Tidak ada yang bisa menggangguku. Tidak kamu, tidak mereka, tidak juga Beni. Seluruh cinta telah termakamkan bersama pesonaku sendiri. Segala rasa hanya untuk diriku. Seluruh kasih hanya untuk Namia. Tidak ada yang bisa mengalihkan semua ini, termasuk kesungguhan Beni.

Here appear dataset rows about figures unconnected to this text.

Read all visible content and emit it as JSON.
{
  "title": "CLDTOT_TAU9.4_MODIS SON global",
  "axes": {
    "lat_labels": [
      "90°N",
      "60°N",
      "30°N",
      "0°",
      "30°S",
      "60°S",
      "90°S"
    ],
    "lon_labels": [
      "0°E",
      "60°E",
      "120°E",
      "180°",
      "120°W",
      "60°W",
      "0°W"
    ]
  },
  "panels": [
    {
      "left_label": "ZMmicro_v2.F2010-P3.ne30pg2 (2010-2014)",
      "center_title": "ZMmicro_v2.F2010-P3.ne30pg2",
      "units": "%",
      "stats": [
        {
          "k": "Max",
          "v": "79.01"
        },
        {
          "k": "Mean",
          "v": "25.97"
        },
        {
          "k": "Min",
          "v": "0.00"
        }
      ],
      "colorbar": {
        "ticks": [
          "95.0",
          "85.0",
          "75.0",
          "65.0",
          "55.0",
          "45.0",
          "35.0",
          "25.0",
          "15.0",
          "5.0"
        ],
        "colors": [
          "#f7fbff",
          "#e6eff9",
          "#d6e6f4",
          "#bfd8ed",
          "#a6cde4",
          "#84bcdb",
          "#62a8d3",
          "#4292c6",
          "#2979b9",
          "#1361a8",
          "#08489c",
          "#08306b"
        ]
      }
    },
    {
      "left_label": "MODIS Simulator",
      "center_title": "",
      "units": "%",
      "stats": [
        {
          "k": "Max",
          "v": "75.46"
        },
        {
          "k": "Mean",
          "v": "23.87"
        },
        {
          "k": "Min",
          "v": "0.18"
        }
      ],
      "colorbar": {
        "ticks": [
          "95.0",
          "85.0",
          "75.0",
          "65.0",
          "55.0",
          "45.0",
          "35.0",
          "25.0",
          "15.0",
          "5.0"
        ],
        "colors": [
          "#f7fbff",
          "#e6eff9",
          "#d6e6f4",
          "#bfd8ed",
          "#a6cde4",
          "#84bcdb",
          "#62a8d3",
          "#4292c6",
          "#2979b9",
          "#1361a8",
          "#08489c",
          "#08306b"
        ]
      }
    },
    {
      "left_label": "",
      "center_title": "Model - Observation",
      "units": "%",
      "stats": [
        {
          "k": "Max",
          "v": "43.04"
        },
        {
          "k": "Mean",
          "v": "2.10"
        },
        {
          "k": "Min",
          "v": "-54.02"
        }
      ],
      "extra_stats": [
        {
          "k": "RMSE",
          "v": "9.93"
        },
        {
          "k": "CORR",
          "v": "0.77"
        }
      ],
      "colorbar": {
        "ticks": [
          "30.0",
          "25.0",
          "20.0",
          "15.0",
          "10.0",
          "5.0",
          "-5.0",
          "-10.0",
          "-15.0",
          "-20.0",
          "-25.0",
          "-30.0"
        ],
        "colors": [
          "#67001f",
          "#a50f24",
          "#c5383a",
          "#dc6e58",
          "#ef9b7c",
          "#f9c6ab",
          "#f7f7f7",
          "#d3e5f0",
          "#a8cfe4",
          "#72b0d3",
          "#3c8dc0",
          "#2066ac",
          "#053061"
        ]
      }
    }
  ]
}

Beni bersungguh-sungguh? Ha-ha! Sudah kubilang, pria itu punya senjata rahasia sekalipun tidak membawa pisau, belati, bedil, sabit, maupun serbuk racun. Nyatanya, di masing-masing mata Beni ada dua kornea yang bisa melirik ke perempuan lain, setelah dia meluncurkan kalimat gila kepadaku.

“Maaf, Namia. Orangtuaku butuh jawabanmu sekarang.”

Kala itu, Beni meletakkan cincin dengan model terbaru di telapak tanganku. Kalau tak salah hitung, itu cincin kedelapan belas selama kurun waktu dua tahun. Dia hanya menunggu selama itu … hanya selama itu. Menggelikan!

“Aku tidak harus menjawabnya, ‘kan?” kataku santai.

“Kumohon, Nami. Berpikirlah positif, orang-orang sudah menganggapmu—”

“Gila? Lesbi? Aneh? Bodoh? Apa lagi?” hardikku.

Beni terdiam. Dia menarik napas berat. Kemudian, alasannya tentang hormon pria, kesuburan, kantung rahim, reproduksi, juga keturunan dan … usia. Di akhir kalimat, dia akhirnya berkata, “Kurasa aku yang gila jika terus menunggumu.”

“Ya, pergilah, Ben! Kamu tak harus menjadi gila. Cintai dirimu sendiri sehingga orang lain tak harus menyakitimu.” Kupersilakan Beni keluar dari rumahku.

Tak ada yang bisa menggangguku. Tidak kamu, tidak mereka, tidak juga Beni. Seluruh waktu dan hidup, hanya untuk jiwaku sendiri.

Aku duduk selonjoran di ruang tengah, menonton salah satu siaran televisi. Kumasukkan sepotong cokelat sambil tersenyum. Nikmat cokelat terakhir terasa manis di mulut.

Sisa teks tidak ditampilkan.